From our map we were able to make important observations about the water system. San Miguel relies on a gravity fed water system from the Pacora River. The system starts in the mountains before any houses to ensure the river is not polluted by humans or animals. Whenever it rains, the maintenance workers need clean out the filters. This is an issue because during the rainy season it rains almost every day. The grate filter, at the source, is rusted, which can lead to rust deposits traveling through the water system.

After the grate filter, the water enters a pipe and runs to a sand filter. Next, the water travels into a reservoir tank where chlorine is added to the water. The storage tank is too small to hold all the water during the rainy season, causing it to release the excess water. This is a problem because during the dry season the community frequently has an inadequate amount of water. Between the first filter and the storage tanks there are a significant amount of leaks that need to be repaired. The pipe flows directly down the mountain, following the road into the community. In the community, the water travels to the houses from distribution pipes attached to the main pipe. The pipes have many cracks, which can lead to more contamination in the water from having bacteria seep into the water system. Another issue is that the diameter of the pipes is too small to support the flow of water into the community. A significant portion of the pipes are above ground and installed incorrectly making them vulnerable to damage.

Once we completed and evaluated water tests, we discovered that the water is not safe enough to consume. Throughout the community, there is not enough Free Chlorine within the water, which tells us that the community is at risk of being exposed to harmful bacteria. The storage tank is not adding enough chlorine to the water to make it potable. At the beginning of the system, we found the pH was less than six, which is too acidic to drink, but after the second filter it rose to between 7.4 and 8.4. This is more acceptable as water is supposed to have a pH of between six and eight. We tested for alkalinity, which was in the acceptable threshold. We found that the water had a hardness of zero ppm, which means there are no minerals in the water. However, there are no specific health risks relating to water hardness. Further bacterial tests need to be done to determine exactly how unsafe the water is to drink.

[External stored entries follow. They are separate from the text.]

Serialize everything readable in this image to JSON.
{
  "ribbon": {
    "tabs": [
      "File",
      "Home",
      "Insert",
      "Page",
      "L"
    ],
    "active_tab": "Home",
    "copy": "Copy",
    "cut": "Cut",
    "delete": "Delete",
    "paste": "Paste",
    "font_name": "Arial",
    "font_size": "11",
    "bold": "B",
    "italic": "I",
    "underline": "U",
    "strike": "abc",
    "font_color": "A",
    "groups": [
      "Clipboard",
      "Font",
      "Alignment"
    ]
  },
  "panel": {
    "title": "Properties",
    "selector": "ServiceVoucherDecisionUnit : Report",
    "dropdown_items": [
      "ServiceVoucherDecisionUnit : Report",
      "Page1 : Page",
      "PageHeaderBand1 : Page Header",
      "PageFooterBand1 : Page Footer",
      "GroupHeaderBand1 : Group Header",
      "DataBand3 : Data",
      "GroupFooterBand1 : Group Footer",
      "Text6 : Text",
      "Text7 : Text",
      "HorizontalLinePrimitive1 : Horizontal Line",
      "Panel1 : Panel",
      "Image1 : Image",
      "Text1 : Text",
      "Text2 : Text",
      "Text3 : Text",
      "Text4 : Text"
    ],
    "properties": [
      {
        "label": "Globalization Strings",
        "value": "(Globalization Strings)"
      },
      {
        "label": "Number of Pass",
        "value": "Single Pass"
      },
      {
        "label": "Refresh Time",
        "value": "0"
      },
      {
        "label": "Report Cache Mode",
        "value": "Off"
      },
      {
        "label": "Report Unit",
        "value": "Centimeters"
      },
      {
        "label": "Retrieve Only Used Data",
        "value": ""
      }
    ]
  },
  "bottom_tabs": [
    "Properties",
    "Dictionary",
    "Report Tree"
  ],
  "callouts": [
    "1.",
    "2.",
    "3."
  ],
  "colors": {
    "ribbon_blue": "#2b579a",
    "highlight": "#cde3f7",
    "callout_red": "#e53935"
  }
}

The results of the survey stated that people were generally satisfied with the water service. We suspect that they are only satisfied with the fact that they are receiving water and not necessarily with the quality of the water. Eighty-six percent of residents surveyed stated that they were drinking tap water, and 59% of those people said they were not treating the water. Thirty percent of residents said they get sick from drinking the tap water. In addition to this 30%, ninety-one children under the age of five in 2018 have had water related illnesses. Since adults have been drinking the water for so long they have built up more of an immunity, but children are are much more susceptible to harmful bacteria in the water.

Conclusion and Recommendations
The primary concern for the JAAR is to properly repair the current damages to the pipes. These include replacing the metal grate and fixing any cracked pipes. The community should improve the current conditions of the sand filter and use the four unconnected pressurized slow sand filters as this would improve the quality of water before entering the pipes. Additionally, the pipe diameter should be increased to improve the distribution of water. Our final recommendation is for the JAAR to improve the organization of payments and have more communication with the community members. These may be difficult changes without proper funding, so it is important that the JAAR reach out to the local government to acquire fiscal assistance.